Title: Statistical Theory for Neural Network-Based Learning
Committee:
Dr. Xiaoming Huo (advisor), School of Industrial and Systems Engineering, Georgia Institute of Technology
Dr. Yao Xie, School of Industrial and Systems Engineering, Georgia Institute of Technology
Dr. Shihao Yang, School of Industrial and Systems Engineering, Georgia Institute of Technology
Dr. Mayya Zhilova, School of Mathematics, Georgia Institute of Technology
Dr. Yajun Mei, School of Global Public Health, New York University
Date and Time: Wednesday, August 28th, 09:00 AM - 10:30 AM EDT
Location: Groseclose 303
Virtual Link: Microsoft Teams
Meeting ID: 253 390 754 819
Passcode: YtgR27
Abstract:
Data have now become an indispensable part of our lives. This of course was made possible with the ease at which we can now collect, curate, display and manipulate data. However, the power and usefulness of data are only realized when they guide us to make better decisions. Statistical decision theory is a theoretical framework created for the purpose of answering this question, and in this thesis, we adopt this viewpoint to study the problem of pattern recognition and classification. In particular, we focus on understanding the performance of neural network-based learning for classification problems.
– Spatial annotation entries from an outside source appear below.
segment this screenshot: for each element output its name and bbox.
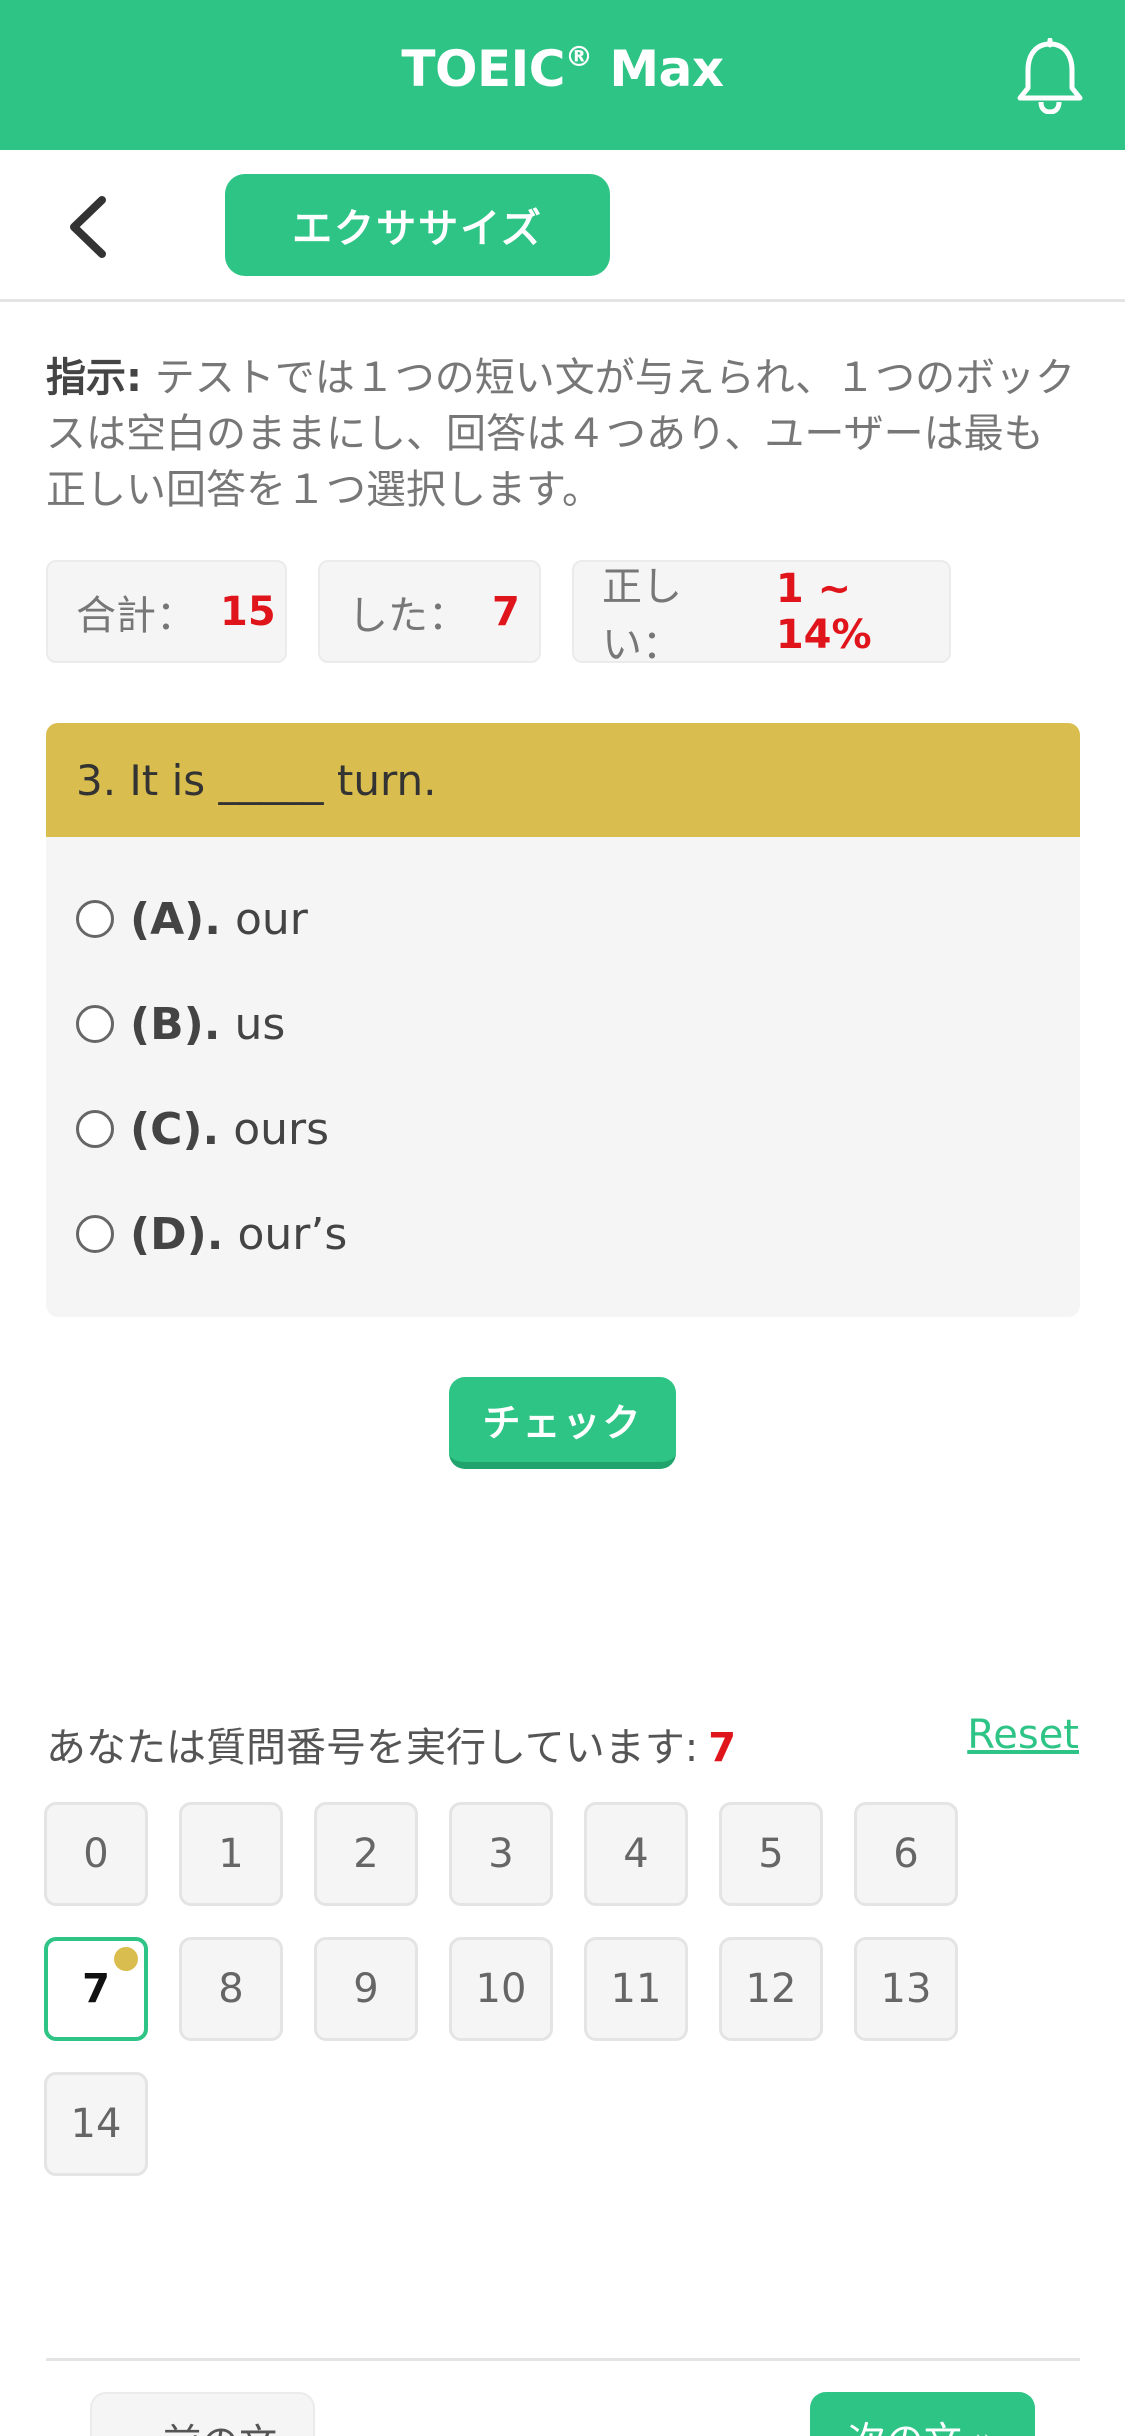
tab-exercise[interactable]: エクササイズ <box>225 174 610 276</box>
current-indicator-dot <box>114 1947 138 1971</box>
question-number-button[interactable]: 5 <box>719 1802 823 1906</box>
radio-button[interactable] <box>76 900 114 938</box>
question-number-button[interactable]: 2 <box>314 1802 418 1906</box>
question-card: 3. It is _____ turn. (A). our (B). us (C… <box>46 723 1080 1317</box>
question-number-button[interactable]: 12 <box>719 1937 823 2041</box>
stat-total: 合計： 15 <box>46 560 287 663</box>
next-sentence-button[interactable]: 次の文 » <box>810 2392 1035 2436</box>
option-c[interactable]: (C). ours <box>76 1094 329 1164</box>
question-number-button[interactable]: 6 <box>854 1802 958 1906</box>
instruction-text: 指示: テストでは１つの短い文が与えられ、１つのボックスは空白のままにし、回答は… <box>46 355 1076 513</box>
stat-done: した： 7 <box>318 560 541 663</box>
question-number-button[interactable]: 9 <box>314 1937 418 2041</box>
stat-correct: 正しい： 1 ~ 14% <box>572 560 951 668</box>
question-text: 3. It is _____ turn. <box>46 723 1080 837</box>
question-number-button[interactable]: 14 <box>44 2072 148 2176</box>
current-question-number: 7 <box>708 1725 737 1771</box>
question-number-button[interactable]: 11 <box>584 1937 688 2041</box>
question-number-button-active[interactable]: 7 <box>44 1937 148 2041</box>
divider <box>46 2358 1080 2361</box>
instruction-label: 指示: <box>46 355 142 401</box>
check-button[interactable]: チェック <box>449 1377 676 1469</box>
question-number-button[interactable]: 3 <box>449 1802 553 1906</box>
question-number-button[interactable]: 4 <box>584 1802 688 1906</box>
sub-navigation: エクササイズ <box>0 150 1125 302</box>
question-number-button[interactable]: 8 <box>179 1937 283 2041</box>
previous-sentence-button[interactable]: « 前の文 <box>90 2392 315 2436</box>
bell-icon[interactable] <box>1015 37 1085 115</box>
back-arrow-icon[interactable] <box>60 192 120 262</box>
question-number-button[interactable]: 13 <box>854 1937 958 2041</box>
app-title: TOEIC® Max <box>401 40 724 98</box>
reset-link[interactable]: Reset <box>967 1712 1079 1758</box>
option-d[interactable]: (D). our’s <box>76 1199 347 1269</box>
radio-button[interactable] <box>76 1110 114 1148</box>
progress-label: あなたは質問番号を実行しています: 7 <box>46 1725 737 1771</box>
question-number-button[interactable]: 0 <box>44 1802 148 1906</box>
radio-button[interactable] <box>76 1005 114 1043</box>
radio-button[interactable] <box>76 1215 114 1253</box>
question-number-button[interactable]: 1 <box>179 1802 283 1906</box>
option-a[interactable]: (A). our <box>76 884 308 954</box>
question-number-button[interactable]: 10 <box>449 1937 553 2041</box>
option-b[interactable]: (B). us <box>76 989 285 1059</box>
app-bar: TOEIC® Max <box>0 0 1125 150</box>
In Chapter 2, we provide the necessary technical preparations for the statement and proofs of the results in the rest of the thesis along with a discussion of related works. We conclude with a discussion of the relationship between regression and classification.
In Chapter 3, we show that random classifiers based on finitely wide and deep neural networks are consistent for a very general class of distributions. Consistency is a highly desirable property for a sequence of classifiers that guarantees that the classification risk converges to the smallest possible risk. This result improves the current literature by extending the known consistency property of shallow, underparametrized neural networks with sigmoid activations to wide and deep ReLU neural networks without complexity constraints.
In Chapter 4, we give several convergence rate guarantees of the excess classification risk for a semiparametric model of distributions indexed by Borel probability measures and regression functions belonging to L2 class of functions with finite Kolmogorov-Donoho optimal exponents. Furthermore, we give explicit characterizations of distributional regimes in which neural network classifiers are minimax optimal.
In Chapter 5, we show that for a semiparametric model of distributions characterized by regression functions that locally belong to the Barron approximation space, neural network classifiers achieve a minimax optimal rate of convergence up to a logarithmic factor.